Vogel U, Dybdahl M, Frentz G, Nexo B A
National Institute of Occupational Health, Lerso Parkalle 105, Dk-2100, Copenhagen, Denmark.
Mutat Res. 2000 Nov 9;461(3):197-210. doi: 10.1016/s0921-8777(00)00051-3.
We have previously shown that high DNA repair capacity protects psoriasis patients against chemically induced basal cell carcinoma [Dybdahl et al. Mutat. Res. 433 (1999) 15-22]. We have used the same study persons to investigate the correlation between expression of eight genes involved in nucleotide excision repair and DNA repair capacity. mRNA levels of XPA, XPB, XPC, XPD, XPF, XPG, CSB and ERCC1 in primary lymphocytes from 33 individuals were quantified by dot-blots and normalized to beta-actin. ERCC1 and XPD mRNA quantities were highly correlated (r=0.89; P<10(-11)) while XPA, XPB, XPC, XPG, XPFand CSB mRNAs were moderately correlated (r=0.2-0.7). Thus, the mRNA expressions seem to fall in at least two groups. There was a three to sevenfold variation in the expression levels of the mRNAs. This is in contrast to the more than a hundredfold variation in mRNA levels reported in cancer patients.DNA repair capacity was measured in a host cell reactivation assay, where primary lymphocytes were transfected with an UV-irradiated plasmid encoding firefly-luciferase. Only ERCC1 and XPD mRNA levels correlated with the DNA repair capacity (P<0.03). In order to see if ERCC1 or XPD activity was limiting for DNA repair, we cotransfected with plasmids encoding NER genes, thus over-expressing either XPB, XPC, XPD, CSB or ERCC1 in the host cell reactivation assay. Only XPB over-expression increased DNA repair capacity. Thus, there is no indication that neither XPD nor ERCC1 limits the DNA repair capacity. However, our results indicate that ERCC1 and XPD mRNA levels may be used as a proxy for DNA repair capacity in lymphocytes.
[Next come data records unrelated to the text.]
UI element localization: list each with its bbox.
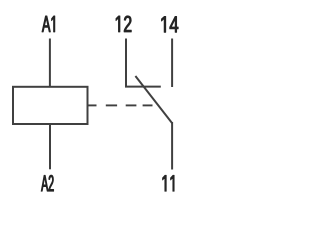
coil K1 [13, 87, 88, 124]
label 11 [163, 175, 175, 191]
wire 14 NO contact [171, 39, 173, 88]
label 12 [116, 16, 131, 32]
wire 12 to NC contact [125, 39, 127, 87]
label A2 [41, 175, 53, 191]
mechanical link dashed segment 4 [143, 104, 153, 106]
label 14 [162, 16, 179, 32]
wire coil to A2 [49, 124, 51, 169]
NC fixed contact bar [125, 86, 161, 88]
mechanical link dashed segment 2 [106, 104, 117, 106]
mechanical link dashed segment 3 [126, 104, 137, 106]
wire A1 to coil [49, 39, 51, 87]
wire arm to 11 [171, 122, 173, 170]
label A1 [42, 16, 55, 32]
mechanical link dashed segment 1 [88, 104, 96, 106]
movable contact arm [135, 76, 172, 123]
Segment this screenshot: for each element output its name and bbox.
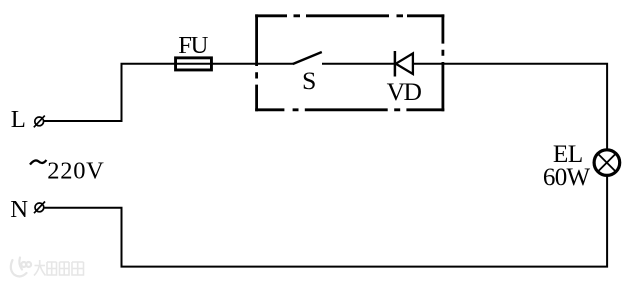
right edge xyxy=(441,14,444,111)
diode VD xyxy=(395,51,413,77)
wire from lamp down and along bottom to N terminal xyxy=(44,175,607,266)
svg-text:N: N xyxy=(10,196,28,223)
svg-text:FU: FU xyxy=(178,32,208,59)
wire from switch to diode xyxy=(322,63,395,65)
wire from L terminal to fuse (up-right path) xyxy=(44,64,175,121)
label ~220V xyxy=(30,158,105,185)
watermark text (faint) xyxy=(34,260,84,276)
fuse FU xyxy=(176,58,212,70)
enclosure dash-dot box xyxy=(255,14,444,111)
svg-text:L: L xyxy=(11,106,26,133)
svg-text:220V: 220V xyxy=(47,158,104,185)
node N terminal xyxy=(34,202,45,214)
top edge xyxy=(255,14,444,17)
svg-text:S: S xyxy=(302,66,316,95)
lamp EL xyxy=(594,150,620,176)
left edge xyxy=(255,14,258,111)
wire from diode to lamp (right side) xyxy=(413,64,607,150)
watermark logo (faint) xyxy=(11,258,31,277)
bottom edge xyxy=(255,108,444,111)
wire through fuse to switch xyxy=(175,63,294,65)
svg-text:60W: 60W xyxy=(543,164,591,191)
node L terminal xyxy=(34,116,45,128)
svg-text:VD: VD xyxy=(387,77,422,106)
switch S lever (open contact) xyxy=(293,52,322,64)
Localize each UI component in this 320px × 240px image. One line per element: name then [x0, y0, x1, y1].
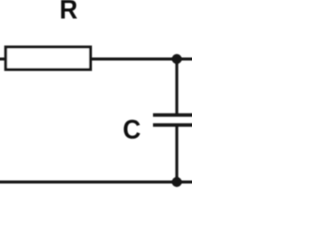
svg-text:R: R — [60, 0, 78, 25]
capacitor C — [153, 115, 200, 125]
wire capacitor bottom plate to bottom rail — [175, 125, 178, 182]
node junction top (R-C net) — [172, 54, 182, 64]
svg-text:C: C — [123, 114, 141, 145]
node junction bottom (rail) — [172, 177, 182, 187]
wire resistor to junction node — [91, 58, 177, 61]
wire bottom rail — [0, 181, 194, 184]
wire junction to right edge — [177, 58, 194, 61]
resistor R — [6, 47, 91, 70]
wire junction down to capacitor top plate — [175, 59, 178, 115]
wire left lead into resistor — [0, 58, 6, 61]
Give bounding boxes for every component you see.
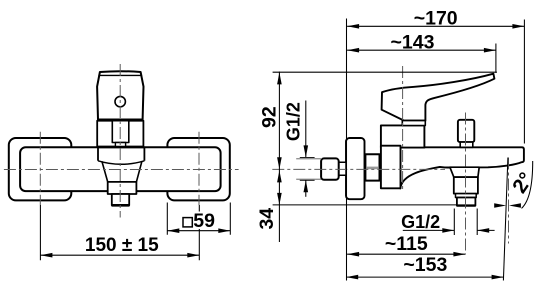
- right escutcheon centerline: [198, 132, 200, 205]
- arrow sq59 left: [167, 228, 179, 233]
- arrow ~143 left: [347, 48, 359, 53]
- aerator: [112, 194, 129, 205]
- arrow 150 left: [40, 253, 52, 258]
- svg-text:~153: ~153: [403, 254, 447, 276]
- arrow ~153 left: [346, 275, 358, 280]
- svg-text:59: 59: [193, 210, 215, 232]
- arrow sq59 right: [218, 228, 230, 233]
- left wall escutcheon: [9, 138, 72, 200]
- svg-text:92: 92: [258, 106, 280, 128]
- dim line G1/2 bottom: [403, 229, 495, 231]
- extension lever top: [273, 71, 497, 73]
- spout wing: [400, 147, 524, 188]
- front horizontal centerline: [4, 169, 239, 171]
- cartridge collar under handle: [97, 121, 143, 147]
- arrow G1/2 bottom right: [477, 228, 489, 233]
- diverter stem: [460, 142, 473, 147]
- spout tube: [108, 182, 137, 194]
- handle dot: [115, 96, 125, 106]
- svg-text:~143: ~143: [391, 31, 435, 53]
- lower body block: [381, 146, 401, 189]
- G1/2 left leader bottom: [305, 180, 307, 197]
- arrow ~153 right: [492, 275, 504, 280]
- tilted 2 deg flank extension: [503, 158, 508, 281]
- dim line square59: [167, 230, 230, 232]
- label square59 background mask: [181, 212, 216, 230]
- extension spout tip: [523, 20, 525, 144]
- outlet collar: [454, 177, 478, 194]
- locknut: [365, 154, 379, 180]
- 2 deg leader arc: [522, 161, 533, 208]
- arrow ~170 right: [512, 24, 524, 29]
- outlet step: [456, 194, 477, 198]
- dim line ~115: [347, 253, 465, 255]
- dim line 92 and 34: [278, 72, 280, 243]
- arrow G1/2 left top: [304, 145, 309, 157]
- supply pipe lines: [296, 159, 321, 179]
- connector neck: [339, 162, 346, 175]
- arrow 2deg left: [494, 203, 506, 208]
- outlet bottom edge: [457, 204, 476, 206]
- arrow 92 bottom: [277, 157, 282, 169]
- eccentric nut: [321, 158, 339, 179]
- aerator bottom edge: [112, 204, 130, 207]
- G1/2 left extension lines: [300, 157, 315, 180]
- svg-text:G1/2: G1/2: [401, 212, 440, 232]
- dim line 150pm15: [40, 254, 199, 256]
- dim line ~170: [347, 25, 524, 27]
- outlet shoulder: [450, 167, 479, 177]
- arrow G1/2 bottom left: [442, 228, 454, 233]
- arrow 34 top: [277, 170, 282, 182]
- vertical reference for 2 deg: [508, 158, 510, 244]
- arrow ~143 right: [484, 48, 496, 53]
- arrow 2deg right: [509, 203, 521, 208]
- handle front: [97, 71, 143, 119]
- arrow ~115 left: [347, 252, 359, 257]
- side horizontal centerline: [272, 168, 445, 170]
- handle cap band: [402, 121, 425, 126]
- outlet aerator: [457, 198, 476, 206]
- arrow 34 bottom: [277, 193, 282, 205]
- svg-text:~170: ~170: [414, 7, 458, 29]
- arrow ~115 right: [453, 252, 465, 257]
- svg-text:G1/2: G1/2: [283, 102, 303, 141]
- valve stem foot: [115, 143, 125, 147]
- spout base on body: [98, 147, 144, 161]
- outlet axis centerline: [465, 113, 467, 255]
- spout base arc: [98, 161, 144, 165]
- side handle axis centerline: [402, 66, 404, 192]
- G1/2 left leader top: [305, 101, 307, 158]
- mixer body bar: [20, 147, 221, 191]
- right wall escutcheon: [167, 138, 229, 200]
- svg-text:~115: ~115: [385, 233, 428, 255]
- dim line ~143: [347, 49, 496, 51]
- left escutcheon centerline: [39, 132, 41, 205]
- lever handle side: [382, 74, 495, 121]
- valve stem: [112, 121, 129, 143]
- extensions square59: [167, 203, 230, 235]
- arrow ~170 left: [347, 24, 359, 29]
- label square59 square: [183, 218, 192, 227]
- svg-text:34: 34: [256, 208, 278, 230]
- front main vertical centerline: [119, 64, 121, 218]
- extensions 150pm15: [40, 205, 199, 260]
- svg-text:150 ± 15: 150 ± 15: [85, 235, 159, 256]
- extension outlet bottom: [273, 204, 457, 206]
- arrow 150 right: [187, 253, 199, 258]
- arrow 92 top: [277, 72, 282, 84]
- dim line ~153: [346, 276, 503, 278]
- locknut gray band: [366, 167, 379, 170]
- wall flange: [346, 138, 365, 199]
- arrow G1/2 left bottom: [304, 180, 309, 192]
- handle cap seam: [98, 74, 142, 76]
- spout taper sides: [102, 161, 142, 182]
- diverter knob: [458, 120, 474, 142]
- extension wall plane: [346, 19, 348, 281]
- extension lever tip: [495, 44, 497, 73]
- upper body block: [381, 125, 425, 147]
- extensions G1/2 bottom: [454, 209, 477, 236]
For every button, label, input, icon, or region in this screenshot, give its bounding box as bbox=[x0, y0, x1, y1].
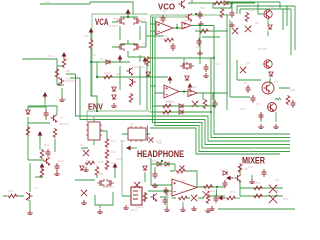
diode D3 bbox=[112, 95, 116, 99]
value text near IC9B bbox=[96, 172, 103, 176]
wire bus net2 bbox=[150, 58, 290, 138]
svg-text:VCC: VCC bbox=[282, 11, 289, 15]
value text near D1 bbox=[92, 53, 96, 57]
gnd sym GND2 bbox=[111, 103, 117, 108]
power arrow mx2 bbox=[218, 196, 226, 201]
connector J1 bbox=[131, 187, 142, 205]
svg-text:2N3906: 2N3906 bbox=[134, 65, 145, 69]
diode D7 bbox=[26, 110, 30, 114]
resistor R17 bbox=[105, 160, 109, 170]
wire VCA box outline bbox=[92, 14, 148, 96]
value text near C1 bbox=[163, 9, 167, 13]
value text near S2 bbox=[130, 122, 134, 126]
resistor R16 bbox=[105, 149, 109, 159]
power VCC4 arrow bbox=[118, 55, 123, 63]
pot X1b bbox=[232, 28, 238, 34]
diode D14 bbox=[185, 76, 189, 80]
svg-text:R30: R30 bbox=[249, 8, 255, 12]
value text near C5 bbox=[205, 57, 209, 61]
diode D5 bbox=[268, 25, 272, 29]
svg-text:T6: T6 bbox=[244, 167, 248, 171]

我们之前已经表明,高DNA修复能力可保护银屑病患者免受化学诱导的基底细胞癌的侵害[Dybdahl等人,《突变研究》433(1999年)15 - 22页]。我们使用相同的研究对象来调查参与核苷酸切除修复的八个基因的表达与DNA修复能力之间的相关性。通过斑点印迹法定量测定了33名个体原代淋巴细胞中XPA、XPB、XPC、XPD、XPF、XPG、CSB和ERCC1的mRNA水平,并以β - 肌动蛋白进行标准化。ERCC1和XPD的mRNA量高度相关(r = 0.89;P < 10⁻¹¹),而XPA、XPB、XPC、XPG、XPF和CSB的mRNA则中度相关(r = 0.2 - 0.7)。因此,mRNA表达似乎至少分为两组。这些mRNA的表达水平存在三到七倍的差异。这与癌症患者中报道的mRNA水平超过一百倍的差异形成对比。在宿主细胞再激活试验中测量DNA修复能力,其中用编码萤火虫荧光素酶的紫外线照射质粒转染原代淋巴细胞。只有ERCC1和XPD的mRNA水平与DNA修复能力相关(P < 0.03)。为了查看ERCC1或XPD的活性是否限制DNA修复,我们在宿主细胞再激活试验中与编码核苷酸切除修复基因的质粒共转染,从而使XPB、XPC、XPD、CSB或ERCC1中的任何一个过表达。只有XPB的过表达增加了DNA修复能力。因此,没有迹象表明XPD或ERCC1限制了DNA修复能力。然而,我们的结果表明,ERCC1和XPD的mRNA水平可作为淋巴细胞中DNA修复能力的替代指标。